- Born: May 15, 1935 (age 91) Milwaukee, Wisconsin, US
- Occupations: Author, music journalist

= Sue Cassidy Clark =

American music journalist

Sue Cassidy Clark (born May 15, 1935) is an American music journalist and photographer who specialized in soul, gospel, and rock music in the late 1960s and early 1970s. Many of the individuals with whom Clark conducted interviews were musical pioneers, and the period in which the interviews took place was a time when American popular music was evolving rapidly. Over the course of her life, Clark has interviewed many notable musicians, including Jerry Butler, Jerry Wexler, Creedence Clearwater Revival, The Doors, Aretha Franklin, Dizzy Gillespie, The Grateful Dead, Al Green, Isaac Hayes, Jimi Hendrix, The Isley Brothers, Etta James, Jefferson Airplane, B. B. King, Gladys Knight, Patti LaBelle, Little Richard, Curtis Mayfield, The O'Jays, Wilson Pickett, Otis Redding, Martha Reeves, Smokey Robinson, the Rolling Stones, Nina Simone, Sly Stone, Chaka Khan, David Ruffin, and Tina Turner.

==Publications==
Clark authored Rock: A World Bold as Love in 1970 and The Superstars: In Their Own Words in 1972.

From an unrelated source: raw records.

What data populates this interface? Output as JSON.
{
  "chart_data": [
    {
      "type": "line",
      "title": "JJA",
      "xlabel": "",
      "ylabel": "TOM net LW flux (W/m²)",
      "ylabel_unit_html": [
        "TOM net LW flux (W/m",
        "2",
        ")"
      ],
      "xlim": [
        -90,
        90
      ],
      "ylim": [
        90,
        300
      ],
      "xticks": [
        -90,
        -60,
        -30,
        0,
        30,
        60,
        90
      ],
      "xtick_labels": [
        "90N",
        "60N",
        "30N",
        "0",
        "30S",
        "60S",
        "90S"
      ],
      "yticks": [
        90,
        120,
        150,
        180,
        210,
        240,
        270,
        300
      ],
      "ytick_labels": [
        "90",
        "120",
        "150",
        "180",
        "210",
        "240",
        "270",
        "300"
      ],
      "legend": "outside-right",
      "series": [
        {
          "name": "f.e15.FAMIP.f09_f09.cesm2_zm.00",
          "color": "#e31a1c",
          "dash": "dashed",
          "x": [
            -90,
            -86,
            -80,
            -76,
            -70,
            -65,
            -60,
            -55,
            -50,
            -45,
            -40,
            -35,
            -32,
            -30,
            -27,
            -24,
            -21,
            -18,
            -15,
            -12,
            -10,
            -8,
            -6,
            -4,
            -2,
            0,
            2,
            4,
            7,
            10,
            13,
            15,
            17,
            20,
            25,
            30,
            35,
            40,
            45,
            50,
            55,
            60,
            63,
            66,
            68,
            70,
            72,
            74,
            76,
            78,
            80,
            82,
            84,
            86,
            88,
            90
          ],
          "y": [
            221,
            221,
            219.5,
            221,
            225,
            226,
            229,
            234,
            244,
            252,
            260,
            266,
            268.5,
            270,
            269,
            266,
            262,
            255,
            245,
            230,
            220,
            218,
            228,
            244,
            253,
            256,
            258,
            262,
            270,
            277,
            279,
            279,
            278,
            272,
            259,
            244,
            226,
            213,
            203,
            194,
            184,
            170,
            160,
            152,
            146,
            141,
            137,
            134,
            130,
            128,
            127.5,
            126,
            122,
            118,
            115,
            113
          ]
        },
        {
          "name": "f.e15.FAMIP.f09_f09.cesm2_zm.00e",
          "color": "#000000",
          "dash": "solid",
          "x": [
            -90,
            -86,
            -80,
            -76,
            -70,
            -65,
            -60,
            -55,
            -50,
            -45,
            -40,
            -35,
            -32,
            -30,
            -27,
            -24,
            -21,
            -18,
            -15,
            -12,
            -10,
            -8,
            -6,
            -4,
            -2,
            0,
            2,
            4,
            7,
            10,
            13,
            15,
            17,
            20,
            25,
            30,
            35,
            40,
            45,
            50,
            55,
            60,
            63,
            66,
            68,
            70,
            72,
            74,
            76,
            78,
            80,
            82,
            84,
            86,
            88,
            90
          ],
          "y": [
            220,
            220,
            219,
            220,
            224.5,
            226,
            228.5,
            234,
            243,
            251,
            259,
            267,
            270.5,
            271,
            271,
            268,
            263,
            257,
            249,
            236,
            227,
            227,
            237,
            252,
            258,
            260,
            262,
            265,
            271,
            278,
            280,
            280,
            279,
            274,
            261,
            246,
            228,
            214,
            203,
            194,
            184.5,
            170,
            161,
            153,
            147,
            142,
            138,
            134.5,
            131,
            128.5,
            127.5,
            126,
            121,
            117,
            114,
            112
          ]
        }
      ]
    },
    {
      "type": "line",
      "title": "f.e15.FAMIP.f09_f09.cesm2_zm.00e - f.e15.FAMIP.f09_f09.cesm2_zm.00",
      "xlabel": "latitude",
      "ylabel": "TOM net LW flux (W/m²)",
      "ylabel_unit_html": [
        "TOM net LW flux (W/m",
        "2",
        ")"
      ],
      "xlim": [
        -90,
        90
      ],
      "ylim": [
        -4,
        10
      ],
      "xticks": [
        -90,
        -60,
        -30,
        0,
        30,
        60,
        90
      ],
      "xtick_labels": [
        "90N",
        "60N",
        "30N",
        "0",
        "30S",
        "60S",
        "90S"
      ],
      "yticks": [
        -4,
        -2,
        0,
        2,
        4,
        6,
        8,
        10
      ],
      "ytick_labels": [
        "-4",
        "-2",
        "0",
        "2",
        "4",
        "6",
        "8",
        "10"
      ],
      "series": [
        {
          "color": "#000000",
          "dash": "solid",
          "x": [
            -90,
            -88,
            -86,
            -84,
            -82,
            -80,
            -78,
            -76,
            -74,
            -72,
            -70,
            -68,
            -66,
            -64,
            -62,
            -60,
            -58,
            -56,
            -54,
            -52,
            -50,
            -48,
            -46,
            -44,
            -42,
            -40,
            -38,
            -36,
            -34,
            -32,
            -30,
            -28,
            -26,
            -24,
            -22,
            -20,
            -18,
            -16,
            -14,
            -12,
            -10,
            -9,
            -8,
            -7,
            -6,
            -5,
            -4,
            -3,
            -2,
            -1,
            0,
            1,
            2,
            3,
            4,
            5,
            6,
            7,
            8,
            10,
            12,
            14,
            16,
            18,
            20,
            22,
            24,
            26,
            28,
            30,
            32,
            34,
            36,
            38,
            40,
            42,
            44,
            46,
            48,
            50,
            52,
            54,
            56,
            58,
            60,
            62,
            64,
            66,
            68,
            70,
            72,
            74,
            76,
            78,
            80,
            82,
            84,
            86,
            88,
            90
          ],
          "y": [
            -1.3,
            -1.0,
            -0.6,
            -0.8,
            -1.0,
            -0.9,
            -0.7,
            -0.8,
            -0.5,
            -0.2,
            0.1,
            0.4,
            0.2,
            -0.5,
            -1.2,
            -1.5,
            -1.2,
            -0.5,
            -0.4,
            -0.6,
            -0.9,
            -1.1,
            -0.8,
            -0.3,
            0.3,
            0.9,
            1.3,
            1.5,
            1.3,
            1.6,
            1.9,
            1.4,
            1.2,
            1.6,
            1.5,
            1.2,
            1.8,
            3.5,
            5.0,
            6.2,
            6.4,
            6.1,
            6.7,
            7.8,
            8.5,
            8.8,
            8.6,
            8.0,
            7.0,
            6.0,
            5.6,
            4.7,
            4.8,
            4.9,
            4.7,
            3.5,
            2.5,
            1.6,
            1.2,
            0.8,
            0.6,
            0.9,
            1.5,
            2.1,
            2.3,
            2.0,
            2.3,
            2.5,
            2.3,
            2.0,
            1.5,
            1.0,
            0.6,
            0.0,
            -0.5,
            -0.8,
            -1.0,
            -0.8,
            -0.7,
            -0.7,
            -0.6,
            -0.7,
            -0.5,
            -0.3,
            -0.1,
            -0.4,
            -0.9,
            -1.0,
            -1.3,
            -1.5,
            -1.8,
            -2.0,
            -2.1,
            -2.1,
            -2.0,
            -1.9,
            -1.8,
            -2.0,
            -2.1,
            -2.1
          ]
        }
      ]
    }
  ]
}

She spent most of her time conductive interviews and writing record reviews for major music publications. Clark's work appeared in many magazines, including Billboard, Black Stars, Creem, Hit Parader, Rolling Stone, Rock, Soul Illustrated, and Soul Sounds, Manchete (Brazil).

==Archival collections==
Sue Cassidy Clark's papers exist in two repositories:

Columbia College Chicago's Center for Black Music Research - Sue Cassidy Clark Papers, 1948–1999 (Bulk 1968–1979)

This collection includes Clark's recorded interviews, interview transcripts, photographs, published articles, correspondence, handwritten notes, clippings, promotional print material, and commercial sound recordings related mostly to Soul, Gospel and R&B.

The Rock and Roll Hall of Fame and Museum - Sue Cassidy Clark Collection, 1966-1974
This collection focuses on artists in the San Francisco psychedelic rock scene as well as prominent rock bands of that era. The Collection is composed mainly of interviews Clark conducted on audiocassettes and their transcripts. Also included in the Collection is biographical research and clippings related to the artists about whom Clark was interviewing and writing, as well as flyers, pamphlets, clippings, and sheet music for bands and artists performing in and around the San Francisco Bay area.